A noter aussi qu’un nombre certain de localités (plus de 230) ont interdit de fumer dans la rue. Souci de santé publique ? Pas du tout, ou du moins, pas au sens où on l’entend : cette décision a été prise au nom de la lutte contre les incendies, et pour des motivations ayant trait aux « bonnes manières ».
Les divers projets de loi pour contrer le tabagisme, aussi timides qu’ils soient, font toujours l’objet d’une forte opposition, que ce soit des politiques, des lobbys, et même de la population, bien que le tabac tue 130 000 personnes chaque année au pays du soleil levant.
La dernière mesure effective en termes de lutte contre le tabagisme au Japon portait sur une augmentation de prix « retentissante » de 30 % des cigarettes, portant le tarif à 500¥ (3,80 euros) en l’an 2000. Un simple message informatif figure par ailleurs sur le paquet, mais ni images choquantes ni paquet neutre ne sont envisagés. Seul point sur lequel le Japon ne transige pas : la vente aux mineurs. Il est impossible d’acheter un paquet de cigarettes sans avoir d’abord prouvé son âge.

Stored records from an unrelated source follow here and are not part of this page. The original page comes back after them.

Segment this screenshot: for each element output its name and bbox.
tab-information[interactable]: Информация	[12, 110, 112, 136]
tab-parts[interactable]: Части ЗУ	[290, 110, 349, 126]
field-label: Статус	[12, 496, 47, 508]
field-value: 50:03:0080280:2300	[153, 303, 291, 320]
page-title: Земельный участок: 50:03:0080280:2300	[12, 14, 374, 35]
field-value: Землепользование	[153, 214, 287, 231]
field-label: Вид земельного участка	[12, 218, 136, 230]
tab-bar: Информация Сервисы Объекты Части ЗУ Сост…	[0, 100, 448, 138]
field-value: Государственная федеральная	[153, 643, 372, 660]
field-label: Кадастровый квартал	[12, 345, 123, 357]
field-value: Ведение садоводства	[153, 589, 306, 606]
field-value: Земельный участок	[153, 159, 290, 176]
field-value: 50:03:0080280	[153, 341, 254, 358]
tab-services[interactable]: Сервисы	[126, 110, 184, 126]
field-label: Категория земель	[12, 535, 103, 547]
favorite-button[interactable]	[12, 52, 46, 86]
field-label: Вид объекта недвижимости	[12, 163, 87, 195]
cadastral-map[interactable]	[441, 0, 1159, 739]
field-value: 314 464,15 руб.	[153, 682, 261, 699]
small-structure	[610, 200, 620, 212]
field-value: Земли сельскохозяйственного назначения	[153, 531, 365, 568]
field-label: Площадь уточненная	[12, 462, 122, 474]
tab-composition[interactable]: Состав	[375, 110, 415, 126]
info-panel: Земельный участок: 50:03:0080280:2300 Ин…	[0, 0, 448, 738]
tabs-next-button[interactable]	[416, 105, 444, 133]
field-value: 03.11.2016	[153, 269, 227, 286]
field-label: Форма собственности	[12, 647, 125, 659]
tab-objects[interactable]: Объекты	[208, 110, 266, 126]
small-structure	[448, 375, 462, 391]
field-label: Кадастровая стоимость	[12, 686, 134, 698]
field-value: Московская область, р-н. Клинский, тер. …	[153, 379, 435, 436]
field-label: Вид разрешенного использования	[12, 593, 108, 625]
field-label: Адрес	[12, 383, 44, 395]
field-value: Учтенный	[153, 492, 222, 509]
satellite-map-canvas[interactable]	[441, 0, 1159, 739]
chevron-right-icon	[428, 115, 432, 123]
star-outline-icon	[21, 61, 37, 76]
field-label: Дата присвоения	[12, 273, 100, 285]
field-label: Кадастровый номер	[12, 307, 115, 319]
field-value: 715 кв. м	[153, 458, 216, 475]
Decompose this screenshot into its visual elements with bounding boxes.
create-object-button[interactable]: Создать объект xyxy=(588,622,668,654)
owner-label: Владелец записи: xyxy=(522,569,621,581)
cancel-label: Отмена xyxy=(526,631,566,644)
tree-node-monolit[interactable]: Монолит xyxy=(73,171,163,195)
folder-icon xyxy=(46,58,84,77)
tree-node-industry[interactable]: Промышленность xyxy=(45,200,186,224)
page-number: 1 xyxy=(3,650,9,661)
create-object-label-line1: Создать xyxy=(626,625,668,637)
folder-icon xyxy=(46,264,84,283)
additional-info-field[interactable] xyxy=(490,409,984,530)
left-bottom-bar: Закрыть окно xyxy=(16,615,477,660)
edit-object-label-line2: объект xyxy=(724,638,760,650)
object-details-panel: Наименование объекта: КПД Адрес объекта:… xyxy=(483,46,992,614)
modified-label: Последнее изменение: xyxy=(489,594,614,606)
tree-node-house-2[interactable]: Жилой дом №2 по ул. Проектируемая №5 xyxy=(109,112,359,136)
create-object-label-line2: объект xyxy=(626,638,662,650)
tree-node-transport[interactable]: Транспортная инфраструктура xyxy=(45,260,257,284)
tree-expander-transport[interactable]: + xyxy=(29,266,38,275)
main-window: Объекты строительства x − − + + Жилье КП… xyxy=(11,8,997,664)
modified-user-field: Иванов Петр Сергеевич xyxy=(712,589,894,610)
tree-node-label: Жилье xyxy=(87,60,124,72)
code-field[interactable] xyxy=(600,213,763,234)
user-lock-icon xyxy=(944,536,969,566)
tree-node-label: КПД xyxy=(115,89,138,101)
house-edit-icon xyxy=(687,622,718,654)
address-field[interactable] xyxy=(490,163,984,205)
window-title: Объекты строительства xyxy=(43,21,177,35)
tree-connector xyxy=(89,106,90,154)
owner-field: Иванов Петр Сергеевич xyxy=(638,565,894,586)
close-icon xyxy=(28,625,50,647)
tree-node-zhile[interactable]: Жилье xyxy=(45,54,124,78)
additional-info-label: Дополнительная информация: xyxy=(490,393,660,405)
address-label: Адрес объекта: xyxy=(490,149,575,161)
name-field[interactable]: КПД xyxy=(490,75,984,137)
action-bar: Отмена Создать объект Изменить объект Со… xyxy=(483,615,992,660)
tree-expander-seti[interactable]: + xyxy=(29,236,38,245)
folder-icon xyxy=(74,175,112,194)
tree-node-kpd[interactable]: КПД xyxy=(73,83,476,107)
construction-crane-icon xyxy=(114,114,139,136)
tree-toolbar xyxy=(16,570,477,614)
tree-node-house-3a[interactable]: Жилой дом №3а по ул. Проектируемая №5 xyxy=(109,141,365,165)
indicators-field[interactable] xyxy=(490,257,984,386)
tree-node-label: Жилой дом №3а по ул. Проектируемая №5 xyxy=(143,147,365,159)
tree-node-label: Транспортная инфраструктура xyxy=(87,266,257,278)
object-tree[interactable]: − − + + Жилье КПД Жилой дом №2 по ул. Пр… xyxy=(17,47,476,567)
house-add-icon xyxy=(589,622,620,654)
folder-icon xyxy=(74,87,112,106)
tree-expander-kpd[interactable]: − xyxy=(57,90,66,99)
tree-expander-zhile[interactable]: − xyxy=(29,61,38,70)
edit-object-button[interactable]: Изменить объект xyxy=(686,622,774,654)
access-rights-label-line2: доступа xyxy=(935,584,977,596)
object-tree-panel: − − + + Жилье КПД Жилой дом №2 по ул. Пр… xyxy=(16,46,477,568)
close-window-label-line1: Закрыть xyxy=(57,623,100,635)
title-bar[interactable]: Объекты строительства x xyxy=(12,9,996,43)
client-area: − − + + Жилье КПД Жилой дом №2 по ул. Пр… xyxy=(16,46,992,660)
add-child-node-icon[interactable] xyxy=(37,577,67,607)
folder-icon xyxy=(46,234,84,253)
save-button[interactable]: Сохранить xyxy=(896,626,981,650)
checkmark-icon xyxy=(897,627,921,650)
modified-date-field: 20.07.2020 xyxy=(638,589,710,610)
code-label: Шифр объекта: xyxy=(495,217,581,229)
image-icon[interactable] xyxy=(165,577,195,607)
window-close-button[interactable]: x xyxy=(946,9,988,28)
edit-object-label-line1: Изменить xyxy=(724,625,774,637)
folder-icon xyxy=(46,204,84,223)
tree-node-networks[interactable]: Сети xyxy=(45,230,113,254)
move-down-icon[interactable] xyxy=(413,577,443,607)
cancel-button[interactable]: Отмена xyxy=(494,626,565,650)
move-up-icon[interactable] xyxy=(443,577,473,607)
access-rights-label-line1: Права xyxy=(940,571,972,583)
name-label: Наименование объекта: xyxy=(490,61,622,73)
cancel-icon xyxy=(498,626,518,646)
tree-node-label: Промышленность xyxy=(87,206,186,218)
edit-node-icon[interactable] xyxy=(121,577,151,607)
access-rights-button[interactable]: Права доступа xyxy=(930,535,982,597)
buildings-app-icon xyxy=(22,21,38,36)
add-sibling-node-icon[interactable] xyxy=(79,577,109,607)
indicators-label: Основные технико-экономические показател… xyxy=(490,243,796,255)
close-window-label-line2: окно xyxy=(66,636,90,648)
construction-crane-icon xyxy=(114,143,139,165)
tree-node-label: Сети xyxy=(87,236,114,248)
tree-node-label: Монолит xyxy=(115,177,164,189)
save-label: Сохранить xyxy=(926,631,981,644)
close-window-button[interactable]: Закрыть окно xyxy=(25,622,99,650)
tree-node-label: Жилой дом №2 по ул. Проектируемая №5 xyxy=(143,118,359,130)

Paradoxalement, la vape y est très sévèrement contrôlée, la vente de e-liquides nicotinés étant purement et simplement interdite.
Des chiffres à interpréter
L’effondrement des ventes de Japan Tobacco dans l’archipel nippon pourrait donc être vu comme une manifestation spontanée de santé publique, les citoyens s’emparant eux-même du sujet. Rien de plus faux : c’est nier les spécificités culturelles du Japon.
En réalité, c’est un remplacement d’une habitude par une autre : l’iQos voit ses ventes exploser au pays du soleil levant, suite à une émission de télévision dont nous nous étions fait l’écho.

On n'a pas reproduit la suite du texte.